When a solution is submitted, we use axe-core to run an automated audit of your code.

This picks out common accessibility issues like not using semantic HTML and not having proper heading hierarchies, among others.

This automated audit is fairly surface level, so we encourage to you review the project and code in more detail with accessibility best practices in mind.

How does the CSS report work?

When a solution is submitted, we use stylelint to run an automated check on the CSS code.

We've added some of our own linting rules based on recommended best practices. These rules are prefixed with frontend-mentor/ which you'll see at the top of each issue in the report.

The report will audit all CSS, SCSS and Less files in your repository.

How does the HTML validation report work?

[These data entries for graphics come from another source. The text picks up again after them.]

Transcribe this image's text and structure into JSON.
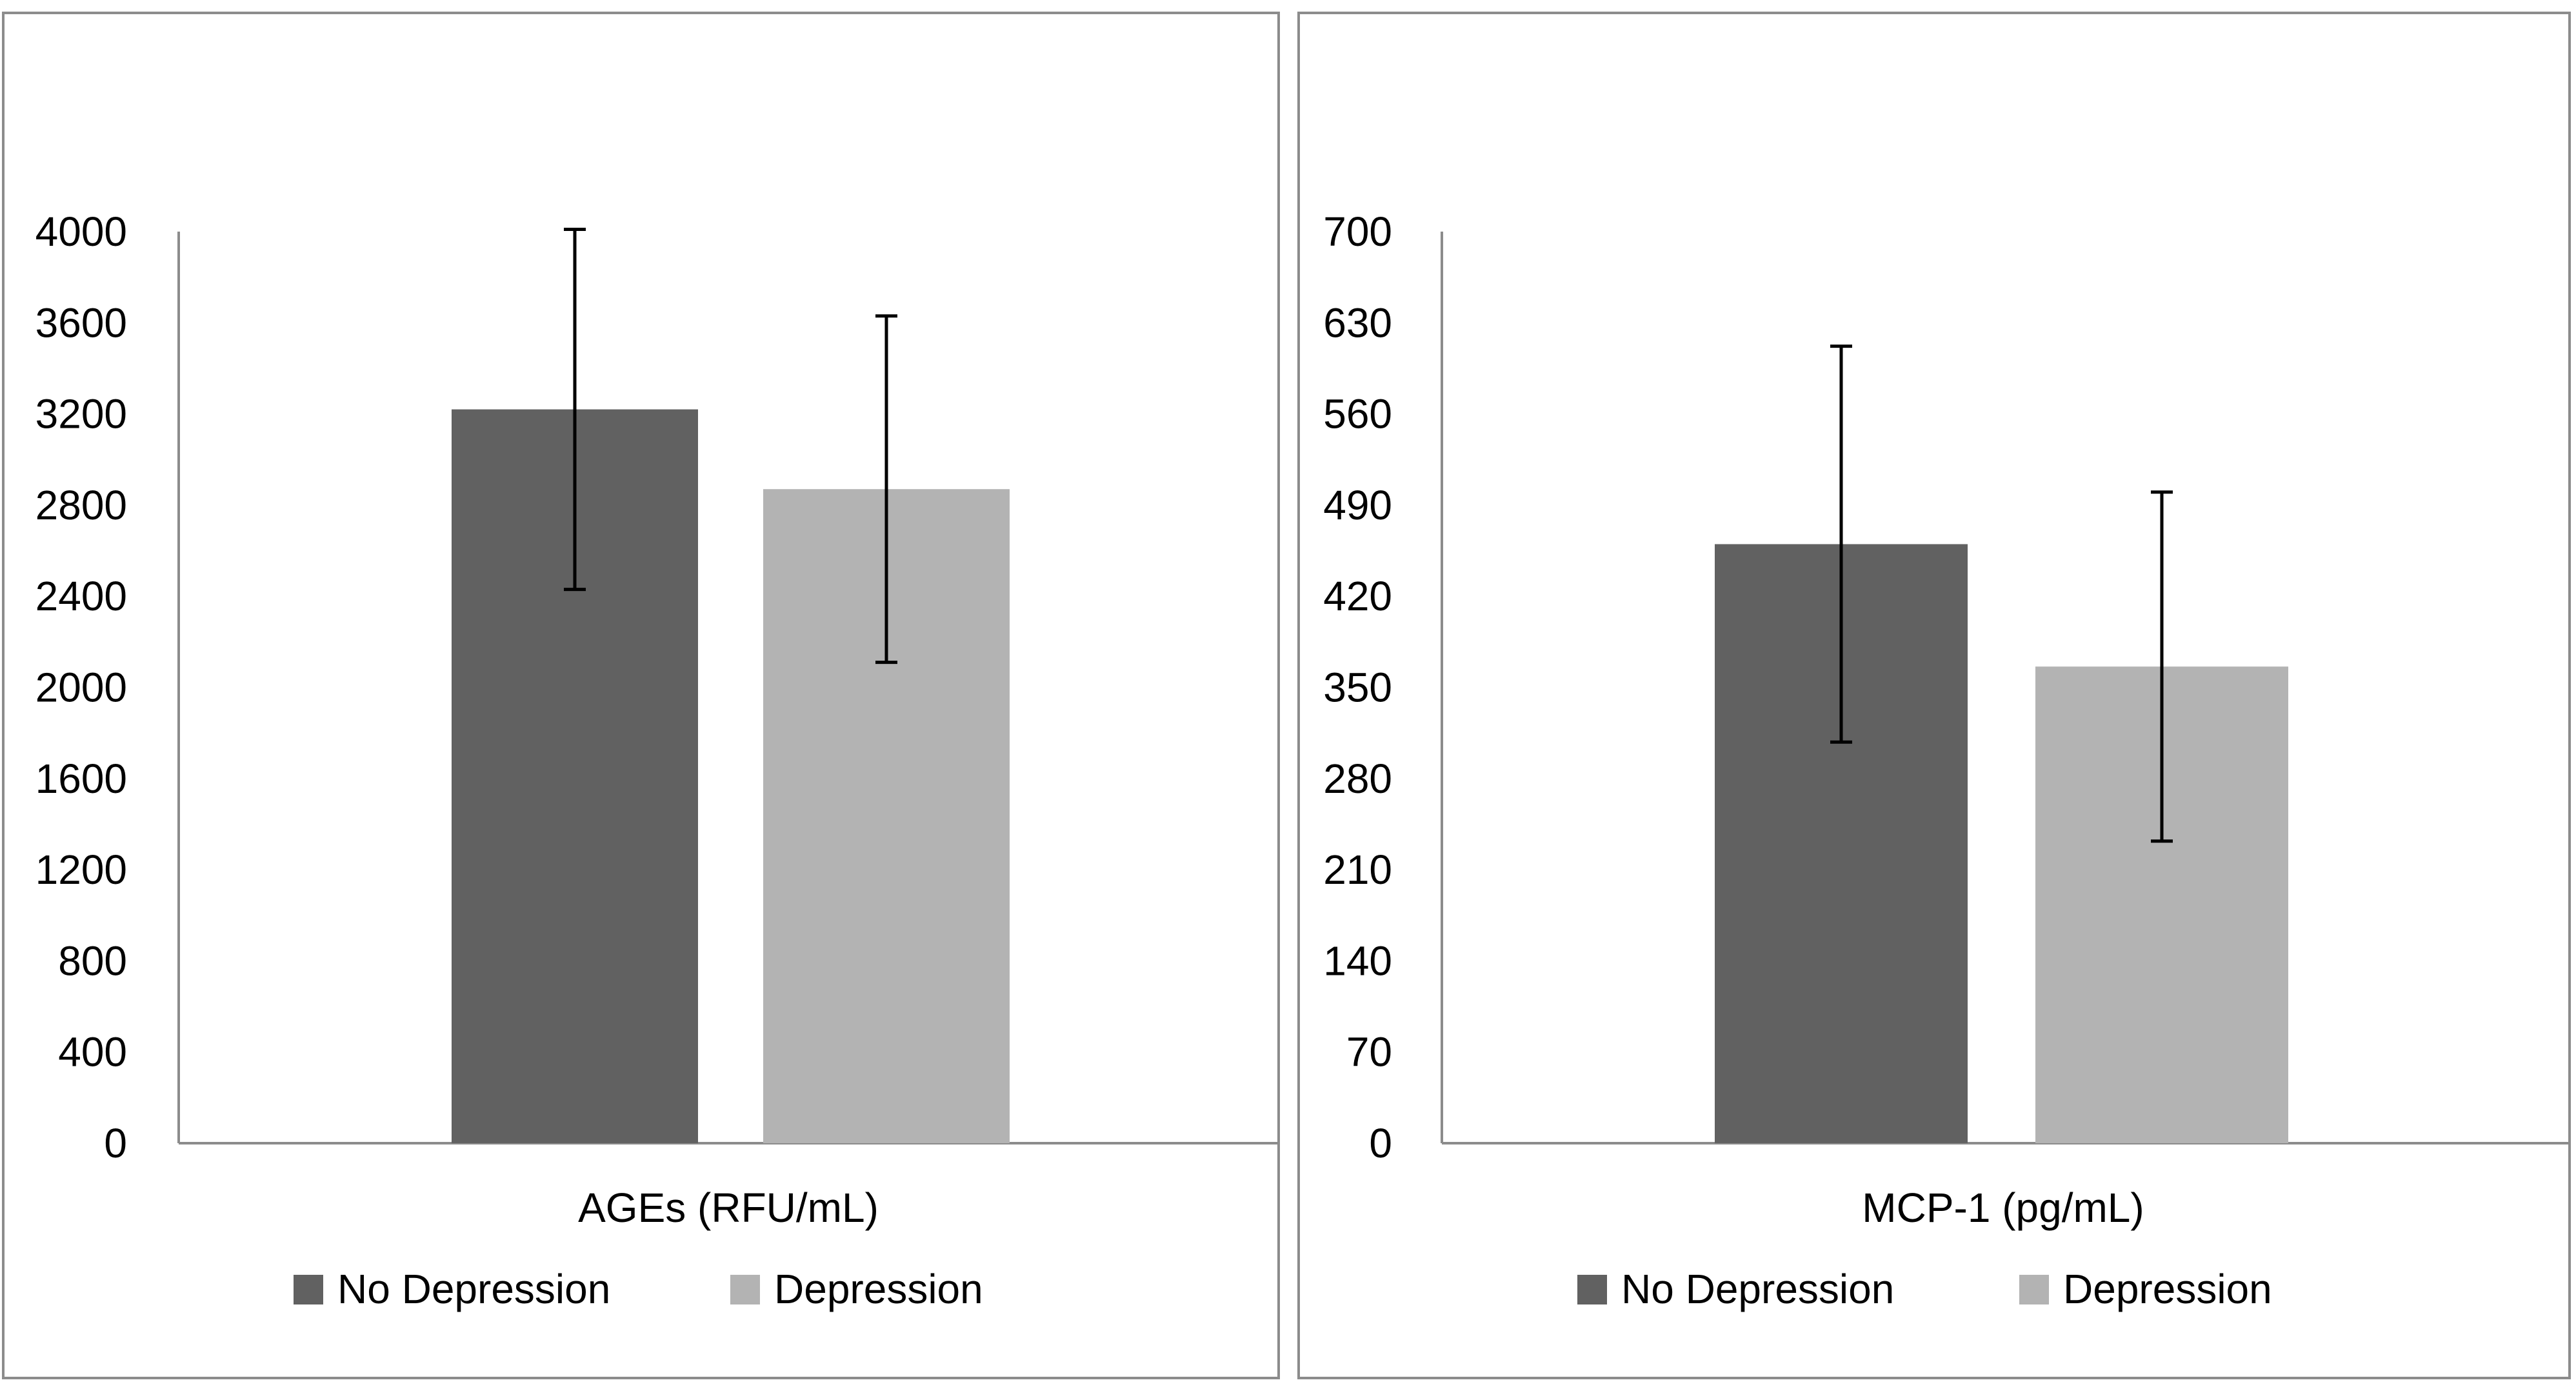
{
  "chart_data": [
    {
      "type": "bar",
      "title": "",
      "xlabel": "AGEs (RFU/mL)",
      "ylabel": "",
      "ylim": [
        0,
        4000
      ],
      "yticks": [
        0,
        400,
        800,
        1200,
        1600,
        2000,
        2400,
        2800,
        3200,
        3600,
        4000
      ],
      "categories": [
        "AGEs (RFU/mL)"
      ],
      "series": [
        {
          "name": "No Depression",
          "values": [
            3220
          ],
          "error": [
            790
          ],
          "color": "#616161"
        },
        {
          "name": "Depression",
          "values": [
            2870
          ],
          "error": [
            760
          ],
          "color": "#b3b3b3"
        }
      ],
      "legend": [
        "No Depression",
        "Depression"
      ],
      "legend_position": "bottom",
      "grid": false
    },
    {
      "type": "bar",
      "title": "",
      "xlabel": "MCP-1 (pg/mL)",
      "ylabel": "",
      "ylim": [
        0,
        700
      ],
      "yticks": [
        0,
        70,
        140,
        210,
        280,
        350,
        420,
        490,
        560,
        630,
        700
      ],
      "categories": [
        "MCP-1 (pg/mL)"
      ],
      "series": [
        {
          "name": "No Depression",
          "values": [
            460
          ],
          "error": [
            152
          ],
          "color": "#616161"
        },
        {
          "name": "Depression",
          "values": [
            366
          ],
          "error": [
            134
          ],
          "color": "#b3b3b3"
        }
      ],
      "legend": [
        "No Depression",
        "Depression"
      ],
      "legend_position": "bottom",
      "grid": false
    }
  ]
}
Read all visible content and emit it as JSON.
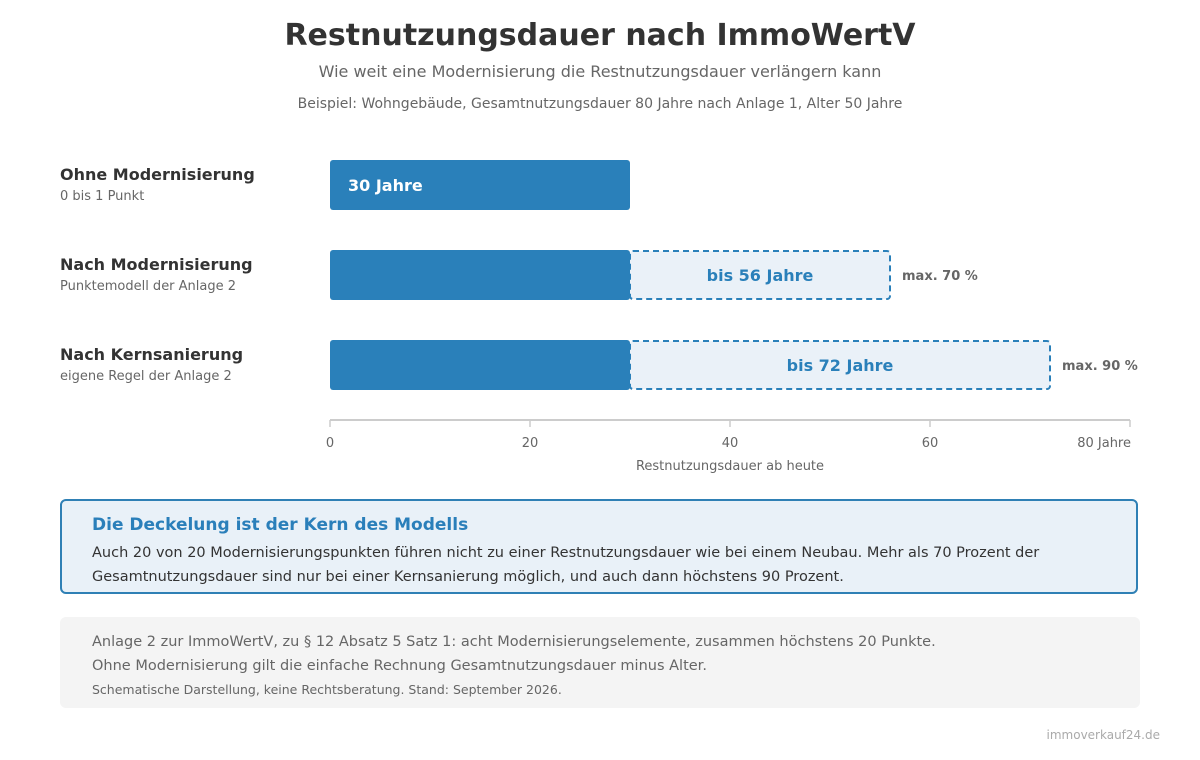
{
  "header": {
    "title": "Restnutzungsdauer nach ImmoWertV",
    "subtitle": "Wie weit eine Modernisierung die Restnutzungsdauer verlängern kann",
    "example": "Beispiel: Wohngebäude, Gesamtnutzungsdauer 80 Jahre nach Anlage 1, Alter 50 Jahre"
  },
  "rows": [
    {
      "label": "Ohne Modernisierung",
      "sublabel": "0 bis 1 Punkt"
    },
    {
      "label": "Nach Modernisierung",
      "sublabel": "Punktemodell der Anlage 2"
    },
    {
      "label": "Nach Kernsanierung",
      "sublabel": "eigene Regel der Anlage 2"
    }
  ],
  "chart_data": {
    "type": "bar",
    "orientation": "horizontal",
    "categories": [
      "Ohne Modernisierung",
      "Nach Modernisierung",
      "Nach Kernsanierung"
    ],
    "series": [
      {
        "values": [
          30,
          30,
          30
        ]
      },
      {
        "values": [
          0,
          26,
          42
        ]
      }
    ],
    "bar_labels": [
      "30 Jahre",
      "bis 56 Jahre",
      "bis 72 Jahre"
    ],
    "max_labels": [
      "",
      "max. 70 %",
      "max. 90 %"
    ],
    "xlim": [
      0,
      80
    ],
    "xticks": [
      0,
      20,
      40,
      60,
      80
    ],
    "xtick_labels": [
      "0",
      "20",
      "40",
      "60",
      "80 Jahre"
    ],
    "xlabel": "Restnutzungsdauer ab heute",
    "grid": false
  },
  "colors": {
    "bar": "#2a80ba",
    "extension_fill": "#eaf1f8",
    "extension_border": "#2a80ba",
    "axis": "#cccccc",
    "tick_text": "#666666",
    "max_text": "#666666"
  },
  "info": {
    "title": "Die Deckelung ist der Kern des Modells",
    "line1": "Auch 20 von 20 Modernisierungspunkten führen nicht zu einer Restnutzungsdauer wie bei einem Neubau. Mehr als 70 Prozent der",
    "line2": "Gesamtnutzungsdauer sind nur bei einer Kernsanierung möglich, und auch dann höchstens 90 Prozent."
  },
  "note": {
    "line1": "Anlage 2 zur ImmoWertV, zu § 12 Absatz 5 Satz 1: acht Modernisierungselemente, zusammen höchstens 20 Punkte.",
    "line2": "Ohne Modernisierung gilt die einfache Rechnung Gesamtnutzungsdauer minus Alter.",
    "line3": "Schematische Darstellung, keine Rechtsberatung. Stand: September 2026."
  },
  "source": "immoverkauf24.de"
}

When a solution is submitted, we use html-validate to run an automated check on the HTML code.

The report picks out common HTML issues such as not using headings within section elements and incorrect nesting of elements, among others.

Note that the report can pick up “invalid” attributes, which some frameworks automatically add to the HTML. These attributes are crucial for how the frameworks function, although they’re technically not valid HTML. As such, some projects can show up with many HTML validation errors, which are benign and are a necessary part of the framework.

How does the JavaScript validation report work?

When a solution is submitted, we use eslint to run an automated check on the JavaScript code.

The report picks out common JavaScript issues such as not using semicolons and using var instead of let or const, among others.

The report will audit all JS and JSX files in your repository. We currently do not support Typescript or other frontend frameworks.